Well, I can obviously imagine myself SHOWING now, but still not doing well on the realistically imagining a baby thing.

Today I have another check-up. For the last several visits it has been, listen to the heartbeat, measure my belly, blood-pressure, weight check and send me home. I havent even had to disrobe! Much less be examined.

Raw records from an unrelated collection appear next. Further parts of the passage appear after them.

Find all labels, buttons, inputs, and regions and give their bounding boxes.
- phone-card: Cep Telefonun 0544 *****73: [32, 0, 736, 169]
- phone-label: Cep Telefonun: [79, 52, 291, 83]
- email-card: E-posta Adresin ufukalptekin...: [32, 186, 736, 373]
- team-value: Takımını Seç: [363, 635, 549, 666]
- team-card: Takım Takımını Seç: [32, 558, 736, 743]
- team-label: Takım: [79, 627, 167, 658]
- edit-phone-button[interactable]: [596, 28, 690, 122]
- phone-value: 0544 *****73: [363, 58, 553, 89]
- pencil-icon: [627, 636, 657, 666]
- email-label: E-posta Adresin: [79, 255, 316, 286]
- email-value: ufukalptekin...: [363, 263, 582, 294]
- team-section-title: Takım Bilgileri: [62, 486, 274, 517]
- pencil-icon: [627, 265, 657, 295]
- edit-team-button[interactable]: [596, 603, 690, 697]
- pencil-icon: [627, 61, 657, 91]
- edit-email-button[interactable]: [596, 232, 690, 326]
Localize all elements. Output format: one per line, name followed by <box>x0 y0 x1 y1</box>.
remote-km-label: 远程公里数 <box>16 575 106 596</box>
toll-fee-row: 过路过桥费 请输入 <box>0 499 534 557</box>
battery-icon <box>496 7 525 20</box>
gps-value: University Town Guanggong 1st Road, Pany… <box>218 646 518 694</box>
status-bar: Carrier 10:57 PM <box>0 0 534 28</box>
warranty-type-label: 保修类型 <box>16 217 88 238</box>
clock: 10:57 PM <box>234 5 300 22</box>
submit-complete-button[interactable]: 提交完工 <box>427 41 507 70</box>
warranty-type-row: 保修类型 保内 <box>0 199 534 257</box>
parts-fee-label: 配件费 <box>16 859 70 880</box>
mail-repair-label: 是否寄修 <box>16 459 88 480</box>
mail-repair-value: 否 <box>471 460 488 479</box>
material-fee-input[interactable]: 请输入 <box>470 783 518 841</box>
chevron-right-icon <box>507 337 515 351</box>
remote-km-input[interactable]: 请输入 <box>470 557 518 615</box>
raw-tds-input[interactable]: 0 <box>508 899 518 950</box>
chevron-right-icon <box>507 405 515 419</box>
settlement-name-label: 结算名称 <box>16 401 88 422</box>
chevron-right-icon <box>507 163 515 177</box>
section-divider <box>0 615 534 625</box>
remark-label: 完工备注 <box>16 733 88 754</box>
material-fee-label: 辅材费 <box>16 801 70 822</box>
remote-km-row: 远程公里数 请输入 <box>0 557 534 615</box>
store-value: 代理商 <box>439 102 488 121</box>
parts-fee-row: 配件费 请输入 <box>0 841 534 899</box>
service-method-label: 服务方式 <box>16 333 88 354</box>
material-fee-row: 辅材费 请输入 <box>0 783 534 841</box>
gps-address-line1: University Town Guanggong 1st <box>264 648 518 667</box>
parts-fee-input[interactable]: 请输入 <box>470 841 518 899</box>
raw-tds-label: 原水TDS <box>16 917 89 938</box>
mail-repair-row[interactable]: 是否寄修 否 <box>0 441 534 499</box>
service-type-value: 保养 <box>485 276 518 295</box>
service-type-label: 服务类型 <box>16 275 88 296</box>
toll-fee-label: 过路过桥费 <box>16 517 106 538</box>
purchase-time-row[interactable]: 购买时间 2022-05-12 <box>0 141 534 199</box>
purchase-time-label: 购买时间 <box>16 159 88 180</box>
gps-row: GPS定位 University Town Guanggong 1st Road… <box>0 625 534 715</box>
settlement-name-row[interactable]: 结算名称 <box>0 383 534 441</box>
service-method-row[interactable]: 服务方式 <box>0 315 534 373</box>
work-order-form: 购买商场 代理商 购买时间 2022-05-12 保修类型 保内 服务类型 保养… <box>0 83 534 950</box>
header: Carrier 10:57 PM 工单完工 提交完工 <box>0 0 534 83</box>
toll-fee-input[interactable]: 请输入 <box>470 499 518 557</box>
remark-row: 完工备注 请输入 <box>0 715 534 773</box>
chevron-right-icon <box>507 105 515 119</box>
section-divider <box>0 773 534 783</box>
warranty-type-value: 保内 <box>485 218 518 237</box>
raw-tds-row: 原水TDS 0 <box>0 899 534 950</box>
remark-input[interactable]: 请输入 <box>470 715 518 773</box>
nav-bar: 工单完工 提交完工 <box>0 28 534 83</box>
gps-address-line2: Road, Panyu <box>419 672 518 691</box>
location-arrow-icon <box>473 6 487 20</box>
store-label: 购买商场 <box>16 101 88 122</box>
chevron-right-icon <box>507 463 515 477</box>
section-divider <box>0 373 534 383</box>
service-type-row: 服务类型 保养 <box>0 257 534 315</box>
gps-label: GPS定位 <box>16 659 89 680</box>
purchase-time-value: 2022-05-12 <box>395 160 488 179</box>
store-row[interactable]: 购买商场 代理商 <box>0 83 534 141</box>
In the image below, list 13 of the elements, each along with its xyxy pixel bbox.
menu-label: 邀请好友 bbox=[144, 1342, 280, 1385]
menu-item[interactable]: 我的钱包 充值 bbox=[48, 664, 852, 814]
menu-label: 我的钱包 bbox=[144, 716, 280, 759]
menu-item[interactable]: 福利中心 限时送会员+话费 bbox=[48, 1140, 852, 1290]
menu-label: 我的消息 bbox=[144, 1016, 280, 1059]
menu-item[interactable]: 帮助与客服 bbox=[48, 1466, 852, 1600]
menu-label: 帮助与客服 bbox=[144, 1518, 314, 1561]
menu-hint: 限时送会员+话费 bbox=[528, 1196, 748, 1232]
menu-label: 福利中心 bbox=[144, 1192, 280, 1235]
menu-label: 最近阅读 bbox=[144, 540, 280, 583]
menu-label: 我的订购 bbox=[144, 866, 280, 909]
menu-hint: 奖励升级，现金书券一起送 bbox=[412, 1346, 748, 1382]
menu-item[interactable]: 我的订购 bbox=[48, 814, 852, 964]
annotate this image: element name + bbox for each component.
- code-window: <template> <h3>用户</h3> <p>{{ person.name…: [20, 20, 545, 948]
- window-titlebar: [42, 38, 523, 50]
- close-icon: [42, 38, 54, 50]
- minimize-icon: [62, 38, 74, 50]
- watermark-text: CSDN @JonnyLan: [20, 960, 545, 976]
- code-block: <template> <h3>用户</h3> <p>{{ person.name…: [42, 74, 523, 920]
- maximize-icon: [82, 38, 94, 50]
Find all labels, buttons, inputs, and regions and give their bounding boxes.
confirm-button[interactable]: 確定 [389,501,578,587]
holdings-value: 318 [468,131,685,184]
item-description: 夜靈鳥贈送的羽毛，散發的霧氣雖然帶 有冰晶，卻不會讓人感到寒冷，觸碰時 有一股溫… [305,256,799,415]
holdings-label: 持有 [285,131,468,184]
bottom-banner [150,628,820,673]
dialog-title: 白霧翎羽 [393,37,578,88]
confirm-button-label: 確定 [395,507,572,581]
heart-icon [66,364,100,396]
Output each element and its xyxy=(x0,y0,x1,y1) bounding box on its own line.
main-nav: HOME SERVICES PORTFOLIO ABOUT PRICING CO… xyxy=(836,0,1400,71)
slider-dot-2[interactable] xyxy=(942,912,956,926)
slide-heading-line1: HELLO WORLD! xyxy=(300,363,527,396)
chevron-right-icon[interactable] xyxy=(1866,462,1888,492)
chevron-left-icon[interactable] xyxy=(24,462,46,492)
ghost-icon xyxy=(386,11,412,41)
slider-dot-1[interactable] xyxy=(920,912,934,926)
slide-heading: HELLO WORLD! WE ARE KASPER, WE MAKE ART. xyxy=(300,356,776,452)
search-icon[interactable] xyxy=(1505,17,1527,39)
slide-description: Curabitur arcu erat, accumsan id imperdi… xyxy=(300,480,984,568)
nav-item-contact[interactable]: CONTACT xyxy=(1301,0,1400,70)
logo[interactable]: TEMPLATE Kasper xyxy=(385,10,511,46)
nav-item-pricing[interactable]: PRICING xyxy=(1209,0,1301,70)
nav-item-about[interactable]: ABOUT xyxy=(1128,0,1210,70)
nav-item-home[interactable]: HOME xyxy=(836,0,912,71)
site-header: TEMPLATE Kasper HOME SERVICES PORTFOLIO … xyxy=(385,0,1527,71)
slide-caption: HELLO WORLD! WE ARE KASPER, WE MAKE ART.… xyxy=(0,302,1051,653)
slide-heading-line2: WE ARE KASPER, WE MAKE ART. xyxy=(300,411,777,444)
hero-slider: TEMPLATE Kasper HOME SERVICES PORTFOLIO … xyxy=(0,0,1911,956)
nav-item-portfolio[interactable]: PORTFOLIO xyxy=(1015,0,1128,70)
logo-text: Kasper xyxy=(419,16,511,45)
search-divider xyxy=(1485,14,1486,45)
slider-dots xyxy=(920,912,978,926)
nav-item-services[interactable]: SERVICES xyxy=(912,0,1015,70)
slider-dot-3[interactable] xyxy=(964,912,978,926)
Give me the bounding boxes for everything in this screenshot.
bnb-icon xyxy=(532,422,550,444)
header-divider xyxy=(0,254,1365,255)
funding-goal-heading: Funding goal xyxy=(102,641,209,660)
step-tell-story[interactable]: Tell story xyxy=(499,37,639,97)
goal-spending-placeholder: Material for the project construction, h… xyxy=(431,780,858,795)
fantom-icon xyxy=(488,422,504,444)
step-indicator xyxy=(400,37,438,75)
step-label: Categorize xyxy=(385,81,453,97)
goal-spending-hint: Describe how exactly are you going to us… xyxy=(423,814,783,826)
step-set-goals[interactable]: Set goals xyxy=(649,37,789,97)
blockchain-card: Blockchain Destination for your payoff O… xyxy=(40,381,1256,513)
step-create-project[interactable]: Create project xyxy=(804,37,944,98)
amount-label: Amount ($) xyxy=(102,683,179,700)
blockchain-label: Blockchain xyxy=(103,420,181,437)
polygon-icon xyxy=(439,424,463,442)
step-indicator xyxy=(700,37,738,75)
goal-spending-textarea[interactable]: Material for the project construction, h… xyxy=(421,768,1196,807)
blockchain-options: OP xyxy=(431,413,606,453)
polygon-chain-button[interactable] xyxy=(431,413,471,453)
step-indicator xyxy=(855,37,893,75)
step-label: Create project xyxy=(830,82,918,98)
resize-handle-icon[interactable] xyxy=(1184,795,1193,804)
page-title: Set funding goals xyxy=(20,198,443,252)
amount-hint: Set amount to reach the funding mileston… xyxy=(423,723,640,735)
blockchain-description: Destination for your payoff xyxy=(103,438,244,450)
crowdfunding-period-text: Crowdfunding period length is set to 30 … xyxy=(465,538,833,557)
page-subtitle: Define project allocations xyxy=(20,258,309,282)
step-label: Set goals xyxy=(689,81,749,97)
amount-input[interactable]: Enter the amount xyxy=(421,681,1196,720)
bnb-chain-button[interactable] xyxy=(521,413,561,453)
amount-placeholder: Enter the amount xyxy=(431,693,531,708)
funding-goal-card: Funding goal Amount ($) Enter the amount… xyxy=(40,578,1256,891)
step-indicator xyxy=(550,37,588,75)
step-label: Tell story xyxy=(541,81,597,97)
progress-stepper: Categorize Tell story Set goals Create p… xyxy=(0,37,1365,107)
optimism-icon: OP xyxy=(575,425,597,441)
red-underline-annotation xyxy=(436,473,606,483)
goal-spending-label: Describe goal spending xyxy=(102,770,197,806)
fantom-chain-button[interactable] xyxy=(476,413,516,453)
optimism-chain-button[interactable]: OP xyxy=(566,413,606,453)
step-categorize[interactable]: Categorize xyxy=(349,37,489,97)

But I think today is when they go back to the VERY personal visits, and let me tell you, after a rough first trimester with clots and miscarriage risks, I’ve enjoyed NOT being poked and prodded in my privates. I’m not looking forward to having to get back in the stirrups. At least I like my doctor. I’m telling you, is there ANYTHING worse that being examined by someone you don’t like? Nope. Trust me. I had LilZ on Medicaid and had NO CHOICE as to which doctor I saw, and I saw a different one everytime, and half of them? Sucked. It’s amazing how much better the OB situation is now that we actually have REAL INSURANCE. Wee!

So – doctor’s appointment today at 9:15. Glucose tolerance test next week, 4D Ultrasound the week after that, and then BABY…in THREE MONTHS.

Shit. I’m really having a baby, aren’t I?

She said “I do” to ME!

Remember when I offered that free blogger design yesterday? Well, wordnerd asked for it…and of course, I gave it to her! And get this, she is getting MARRIED in, like a few days, and she still took the time to read my blog that day. I am so flattered. I dont think I even had my head on straight enough to remember to EAT the week before my wedding, much less surf the web.

So, go see my first blogger design ever, and tell wordnerd “Congrats!” on her upcoming nuptials!